J Natl Cancer Inst. 2013 Aug 7;105(15):1142-50. doi: 10.1093/jnci/djt144. Epub 2013 Jun 18.
BACKGROUND:
Despite the excellent prognosis of Fédération Internationale de Gynécologie et d’Obstétrique (FIGO) stage I, type I endometrial cancers, a substantial number of patients experience recurrence and die from this disease. We analyzed the value of immunohistochemical L1CAM determination to predict clinical outcome.
METHODS:
We conducted a retrospective multicenter cohort study to determine expression of L1CAM by immunohistochemistry in 1021 endometrial cancer specimens. The Kaplan-Meier method and Cox proportional hazard model were applied for survival and multivariable analyses.

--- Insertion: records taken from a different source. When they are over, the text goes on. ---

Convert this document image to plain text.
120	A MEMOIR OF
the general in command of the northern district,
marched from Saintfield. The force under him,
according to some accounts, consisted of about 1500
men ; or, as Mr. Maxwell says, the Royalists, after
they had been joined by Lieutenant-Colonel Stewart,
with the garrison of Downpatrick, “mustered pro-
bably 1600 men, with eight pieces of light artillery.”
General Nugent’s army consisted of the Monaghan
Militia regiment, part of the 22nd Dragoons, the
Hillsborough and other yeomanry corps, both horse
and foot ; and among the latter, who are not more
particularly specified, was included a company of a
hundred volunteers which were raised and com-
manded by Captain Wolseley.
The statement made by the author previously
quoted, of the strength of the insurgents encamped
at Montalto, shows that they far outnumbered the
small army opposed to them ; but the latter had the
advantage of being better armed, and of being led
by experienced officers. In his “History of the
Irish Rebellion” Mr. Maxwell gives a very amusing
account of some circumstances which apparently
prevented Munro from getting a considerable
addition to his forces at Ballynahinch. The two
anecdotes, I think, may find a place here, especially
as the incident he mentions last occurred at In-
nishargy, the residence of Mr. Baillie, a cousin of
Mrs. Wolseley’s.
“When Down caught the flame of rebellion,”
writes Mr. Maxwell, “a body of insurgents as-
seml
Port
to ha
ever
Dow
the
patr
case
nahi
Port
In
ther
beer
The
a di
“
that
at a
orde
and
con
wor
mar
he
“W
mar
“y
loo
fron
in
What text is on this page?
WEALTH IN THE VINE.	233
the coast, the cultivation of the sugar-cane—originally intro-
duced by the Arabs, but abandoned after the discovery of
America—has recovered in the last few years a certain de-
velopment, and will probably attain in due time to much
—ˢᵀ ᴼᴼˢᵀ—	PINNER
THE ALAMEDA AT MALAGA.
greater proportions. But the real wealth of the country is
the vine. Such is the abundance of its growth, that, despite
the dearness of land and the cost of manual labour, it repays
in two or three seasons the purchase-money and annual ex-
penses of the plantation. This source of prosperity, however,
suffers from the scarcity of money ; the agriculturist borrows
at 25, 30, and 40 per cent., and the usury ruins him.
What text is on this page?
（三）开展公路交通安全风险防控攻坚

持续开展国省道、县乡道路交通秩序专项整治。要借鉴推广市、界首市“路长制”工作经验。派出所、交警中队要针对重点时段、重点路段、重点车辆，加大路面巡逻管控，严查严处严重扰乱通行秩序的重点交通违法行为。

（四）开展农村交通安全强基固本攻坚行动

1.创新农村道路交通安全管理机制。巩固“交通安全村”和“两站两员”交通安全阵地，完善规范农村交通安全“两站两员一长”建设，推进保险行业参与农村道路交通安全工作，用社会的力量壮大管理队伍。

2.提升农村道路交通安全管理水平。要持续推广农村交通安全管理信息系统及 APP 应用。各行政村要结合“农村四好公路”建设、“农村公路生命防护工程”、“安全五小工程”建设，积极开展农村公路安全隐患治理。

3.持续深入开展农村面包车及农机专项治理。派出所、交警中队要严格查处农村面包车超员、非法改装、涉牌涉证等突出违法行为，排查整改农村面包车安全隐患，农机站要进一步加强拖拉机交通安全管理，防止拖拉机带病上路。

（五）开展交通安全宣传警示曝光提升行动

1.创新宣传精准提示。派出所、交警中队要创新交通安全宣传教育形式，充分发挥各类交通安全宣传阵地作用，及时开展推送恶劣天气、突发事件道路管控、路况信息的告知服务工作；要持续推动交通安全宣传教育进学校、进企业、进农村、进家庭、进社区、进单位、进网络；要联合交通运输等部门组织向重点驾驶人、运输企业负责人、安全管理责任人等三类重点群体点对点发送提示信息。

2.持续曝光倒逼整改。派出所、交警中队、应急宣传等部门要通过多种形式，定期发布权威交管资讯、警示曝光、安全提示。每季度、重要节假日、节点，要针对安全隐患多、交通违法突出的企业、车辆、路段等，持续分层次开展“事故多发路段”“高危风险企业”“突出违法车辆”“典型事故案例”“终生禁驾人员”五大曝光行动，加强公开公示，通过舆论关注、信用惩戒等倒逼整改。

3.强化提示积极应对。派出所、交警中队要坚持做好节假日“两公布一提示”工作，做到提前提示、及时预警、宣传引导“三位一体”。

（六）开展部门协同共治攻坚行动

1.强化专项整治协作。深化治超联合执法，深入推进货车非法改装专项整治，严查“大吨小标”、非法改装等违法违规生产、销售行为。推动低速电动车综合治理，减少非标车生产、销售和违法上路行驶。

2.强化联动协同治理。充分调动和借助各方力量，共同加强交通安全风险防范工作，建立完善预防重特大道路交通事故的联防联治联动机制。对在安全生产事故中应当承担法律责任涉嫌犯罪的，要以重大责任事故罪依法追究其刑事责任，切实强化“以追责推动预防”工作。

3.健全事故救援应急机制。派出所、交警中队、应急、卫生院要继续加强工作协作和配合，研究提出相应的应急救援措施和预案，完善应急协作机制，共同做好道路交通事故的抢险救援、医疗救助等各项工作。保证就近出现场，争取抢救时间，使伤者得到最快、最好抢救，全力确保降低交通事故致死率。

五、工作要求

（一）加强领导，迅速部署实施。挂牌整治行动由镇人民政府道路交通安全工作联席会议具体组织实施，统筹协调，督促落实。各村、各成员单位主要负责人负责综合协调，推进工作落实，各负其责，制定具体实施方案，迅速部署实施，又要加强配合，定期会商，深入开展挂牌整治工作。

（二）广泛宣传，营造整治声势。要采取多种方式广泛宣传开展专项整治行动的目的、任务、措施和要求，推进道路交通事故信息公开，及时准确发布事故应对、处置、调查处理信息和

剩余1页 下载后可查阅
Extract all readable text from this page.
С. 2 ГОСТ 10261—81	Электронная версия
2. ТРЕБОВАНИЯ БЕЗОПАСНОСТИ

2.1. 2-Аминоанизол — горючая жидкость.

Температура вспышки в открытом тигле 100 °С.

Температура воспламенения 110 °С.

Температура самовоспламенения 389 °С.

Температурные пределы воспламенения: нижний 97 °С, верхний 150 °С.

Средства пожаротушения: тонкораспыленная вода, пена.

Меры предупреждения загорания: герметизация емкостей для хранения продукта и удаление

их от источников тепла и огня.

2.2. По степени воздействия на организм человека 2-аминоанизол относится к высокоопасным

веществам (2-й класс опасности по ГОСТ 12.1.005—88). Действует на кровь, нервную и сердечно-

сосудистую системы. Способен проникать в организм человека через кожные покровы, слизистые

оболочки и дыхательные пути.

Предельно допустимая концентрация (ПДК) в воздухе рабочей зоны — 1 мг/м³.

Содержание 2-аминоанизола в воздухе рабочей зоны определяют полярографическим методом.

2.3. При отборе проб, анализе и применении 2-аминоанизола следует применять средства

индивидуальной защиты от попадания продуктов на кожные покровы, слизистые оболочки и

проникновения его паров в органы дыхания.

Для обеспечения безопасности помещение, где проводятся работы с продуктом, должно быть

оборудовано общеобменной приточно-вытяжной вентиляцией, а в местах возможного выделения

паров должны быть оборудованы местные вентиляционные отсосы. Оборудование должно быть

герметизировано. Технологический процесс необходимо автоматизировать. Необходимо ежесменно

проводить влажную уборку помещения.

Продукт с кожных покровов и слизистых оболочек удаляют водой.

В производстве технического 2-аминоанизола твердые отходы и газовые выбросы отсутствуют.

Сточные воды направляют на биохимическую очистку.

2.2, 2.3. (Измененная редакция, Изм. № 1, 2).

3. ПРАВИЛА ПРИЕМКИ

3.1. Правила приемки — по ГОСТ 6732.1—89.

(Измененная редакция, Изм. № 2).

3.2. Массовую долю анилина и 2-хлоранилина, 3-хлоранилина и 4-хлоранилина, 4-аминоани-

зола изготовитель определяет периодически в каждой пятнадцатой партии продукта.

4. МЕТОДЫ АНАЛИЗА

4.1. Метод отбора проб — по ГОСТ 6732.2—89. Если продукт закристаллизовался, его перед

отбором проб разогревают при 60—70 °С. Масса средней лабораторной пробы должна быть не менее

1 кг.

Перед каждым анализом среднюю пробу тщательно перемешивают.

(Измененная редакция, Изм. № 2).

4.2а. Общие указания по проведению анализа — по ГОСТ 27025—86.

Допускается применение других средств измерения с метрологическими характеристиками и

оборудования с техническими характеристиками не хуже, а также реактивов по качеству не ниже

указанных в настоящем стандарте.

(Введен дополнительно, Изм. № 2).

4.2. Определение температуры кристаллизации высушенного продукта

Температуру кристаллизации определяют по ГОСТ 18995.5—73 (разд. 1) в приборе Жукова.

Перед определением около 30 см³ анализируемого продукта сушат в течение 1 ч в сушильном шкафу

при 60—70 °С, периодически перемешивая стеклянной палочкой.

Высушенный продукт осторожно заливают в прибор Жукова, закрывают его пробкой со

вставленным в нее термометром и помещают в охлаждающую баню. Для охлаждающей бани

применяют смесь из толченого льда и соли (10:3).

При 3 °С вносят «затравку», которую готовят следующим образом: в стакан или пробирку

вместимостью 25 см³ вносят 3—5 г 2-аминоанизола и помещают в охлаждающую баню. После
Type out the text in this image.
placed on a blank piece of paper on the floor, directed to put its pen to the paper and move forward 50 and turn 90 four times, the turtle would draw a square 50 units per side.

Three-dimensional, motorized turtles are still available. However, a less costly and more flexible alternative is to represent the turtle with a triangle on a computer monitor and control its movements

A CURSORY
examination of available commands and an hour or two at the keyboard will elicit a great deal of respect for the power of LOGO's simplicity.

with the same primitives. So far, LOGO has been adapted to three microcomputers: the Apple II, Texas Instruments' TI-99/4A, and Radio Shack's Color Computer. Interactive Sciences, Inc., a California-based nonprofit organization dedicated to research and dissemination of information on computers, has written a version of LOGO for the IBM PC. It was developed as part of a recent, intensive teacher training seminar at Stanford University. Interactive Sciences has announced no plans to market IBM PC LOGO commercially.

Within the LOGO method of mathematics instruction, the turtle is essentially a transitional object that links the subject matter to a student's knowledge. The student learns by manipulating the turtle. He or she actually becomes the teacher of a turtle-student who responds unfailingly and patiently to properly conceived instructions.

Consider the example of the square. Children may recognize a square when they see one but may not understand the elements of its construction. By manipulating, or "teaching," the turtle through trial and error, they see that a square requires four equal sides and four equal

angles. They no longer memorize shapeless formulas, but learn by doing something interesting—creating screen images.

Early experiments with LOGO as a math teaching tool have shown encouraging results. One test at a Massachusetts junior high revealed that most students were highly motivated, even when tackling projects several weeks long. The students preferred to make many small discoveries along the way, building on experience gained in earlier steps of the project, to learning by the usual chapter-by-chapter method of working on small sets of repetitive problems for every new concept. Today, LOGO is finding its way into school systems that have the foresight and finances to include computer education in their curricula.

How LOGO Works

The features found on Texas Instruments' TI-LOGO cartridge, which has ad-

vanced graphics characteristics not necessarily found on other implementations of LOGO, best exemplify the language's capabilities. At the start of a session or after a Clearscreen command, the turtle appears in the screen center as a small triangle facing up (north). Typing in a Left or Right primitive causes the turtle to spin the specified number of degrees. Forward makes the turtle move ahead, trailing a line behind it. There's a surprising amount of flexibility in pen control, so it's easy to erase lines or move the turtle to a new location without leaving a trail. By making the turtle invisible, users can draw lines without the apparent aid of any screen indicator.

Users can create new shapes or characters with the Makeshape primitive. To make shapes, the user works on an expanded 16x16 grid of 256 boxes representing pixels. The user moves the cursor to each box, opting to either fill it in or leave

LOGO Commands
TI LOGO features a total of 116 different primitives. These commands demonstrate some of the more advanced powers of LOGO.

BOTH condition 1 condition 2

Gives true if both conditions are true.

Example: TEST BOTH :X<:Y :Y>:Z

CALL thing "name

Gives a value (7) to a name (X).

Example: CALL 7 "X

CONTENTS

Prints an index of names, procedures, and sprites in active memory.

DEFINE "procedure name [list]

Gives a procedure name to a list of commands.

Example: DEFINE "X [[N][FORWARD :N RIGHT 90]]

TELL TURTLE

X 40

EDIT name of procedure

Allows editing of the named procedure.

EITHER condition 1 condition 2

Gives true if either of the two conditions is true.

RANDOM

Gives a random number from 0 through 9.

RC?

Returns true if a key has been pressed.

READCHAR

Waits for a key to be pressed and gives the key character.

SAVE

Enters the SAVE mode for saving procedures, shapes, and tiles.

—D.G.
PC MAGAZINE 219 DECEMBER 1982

A machine-learning approach was used to validate variables for predicting recurrence and death.
RESULTS:
Of 1021 included cancers, 17.7% were rated L1CAM-positive. Of these L1CAM-positive cancers, 51.4% recurred during follow-up compared with 2.9% L1CAM-negative cancers. Patients bearing L1CAM-positive cancers had poorer disease-free and overall survival (two-sided Log-rank P < .001). Multivariable analyses revealed an increase in the likelihood of recurrence (hazard ratio [HR] = 16.33; 95% confidence interval [CI] = 10.55 to 25.28) and death (HR = 15.01; 95% CI = 9.28 to 24.26). In the L1CAM-negative cancers FIGO stage I subdivision, grading and risk assessment were irrelevant for predicting disease-free and overall survival. The prognostic relevance of these parameters was related strictly to L1CAM positivity. A classification and regression decision tree (CRT)identified L1CAM as the best variable for predicting recurrence (sensitivity = 0.74; specificity = 0.91) and death (sensitivity = 0.77; specificity = 0.89).
CONCLUSIONS:
To our knowledge, L1CAM has been shown to be the best-ever published prognostic factor in FIGO stage I, type I endometrial cancers and shows clear superiority over the standardly used multifactor risk score. L1CAM expression in type I cancers indicates the need for adjuvant treatment. This adhesion molecule might serve as a treatment target for the fully humanized anti-L1CAM antibody currently under development for clinical use.